Возьмем, например, типичный вопрос: чем ты хочешь заняться в жизни? На заре существования человечества ответ, вероятно, был только один – охотой и собирательством, ведь все люди в равной степени участвовали в этой деятельности. Судя по стандартному списку профессий – каталогу профессий древней Месопотамии, составленному пять тысяч лет назад в нисходящем порядке от царя до человека, занимавшегося каким-то неприятным делом, описание которого пока не поддалось переводу, – в государстве существовало 120 профессий. Сегодня их количество в США оценивается в диапазоне от 20 до 40 тысяч.
Выбор религиозных и философских традиций не менее широк. Поскольку однозначно определить характеристики полноценной религии сложно, оценки разнятся, но большинство исследователей соглашается, что количество религий исчисляется в тысячах.
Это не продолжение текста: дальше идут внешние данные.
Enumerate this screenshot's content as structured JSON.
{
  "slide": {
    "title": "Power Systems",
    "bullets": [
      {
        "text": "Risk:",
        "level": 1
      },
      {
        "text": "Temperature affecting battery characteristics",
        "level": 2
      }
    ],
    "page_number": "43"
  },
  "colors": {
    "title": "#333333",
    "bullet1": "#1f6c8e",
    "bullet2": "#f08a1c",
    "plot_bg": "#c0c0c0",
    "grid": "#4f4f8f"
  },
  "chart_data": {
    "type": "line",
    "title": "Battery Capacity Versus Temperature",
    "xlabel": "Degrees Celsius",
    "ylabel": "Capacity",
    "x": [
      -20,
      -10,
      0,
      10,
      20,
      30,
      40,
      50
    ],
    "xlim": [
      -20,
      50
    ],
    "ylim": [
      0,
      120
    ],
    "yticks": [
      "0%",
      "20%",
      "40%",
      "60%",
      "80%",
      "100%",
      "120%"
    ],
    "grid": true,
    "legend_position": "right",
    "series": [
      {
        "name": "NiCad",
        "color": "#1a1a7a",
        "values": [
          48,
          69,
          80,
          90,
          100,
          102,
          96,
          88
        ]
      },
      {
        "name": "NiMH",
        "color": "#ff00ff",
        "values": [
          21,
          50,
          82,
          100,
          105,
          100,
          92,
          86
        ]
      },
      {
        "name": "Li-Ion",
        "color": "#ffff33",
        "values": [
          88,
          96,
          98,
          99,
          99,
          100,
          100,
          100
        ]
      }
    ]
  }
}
И это лишь институциональные религии, в то время как личные вероучения – выстроенные в частном порядке, шаг за шагом, как машина в старой песне Джонни Кэша, – и вовсе не поддаются подсчету.
В итоге мы всю жизнь ищем свои пути – выбираем из путей, которые предлагает нам жизнь, а затем, когда они перестают удовлетворять нас, вносим необходимые изменения и коррективы. Впрочем, не только мы меняем свои пути, но и наши пути меняют нас. Я понял это на Аппалачской тропе, которая менялась с каждым нашим шагом, но все же определяла наш курс. Ступая по ней, мы подстраивались под ее условия: сбрасывали вес, избавлялись от лишнего, еженедельно ускоряли темп. То же правило применимо к нашим жизненным путям: мы вместе меняем их, но они меняют каждого из нас по отдельности. Именно поэтому нам стоит с умом подходить к их выбору.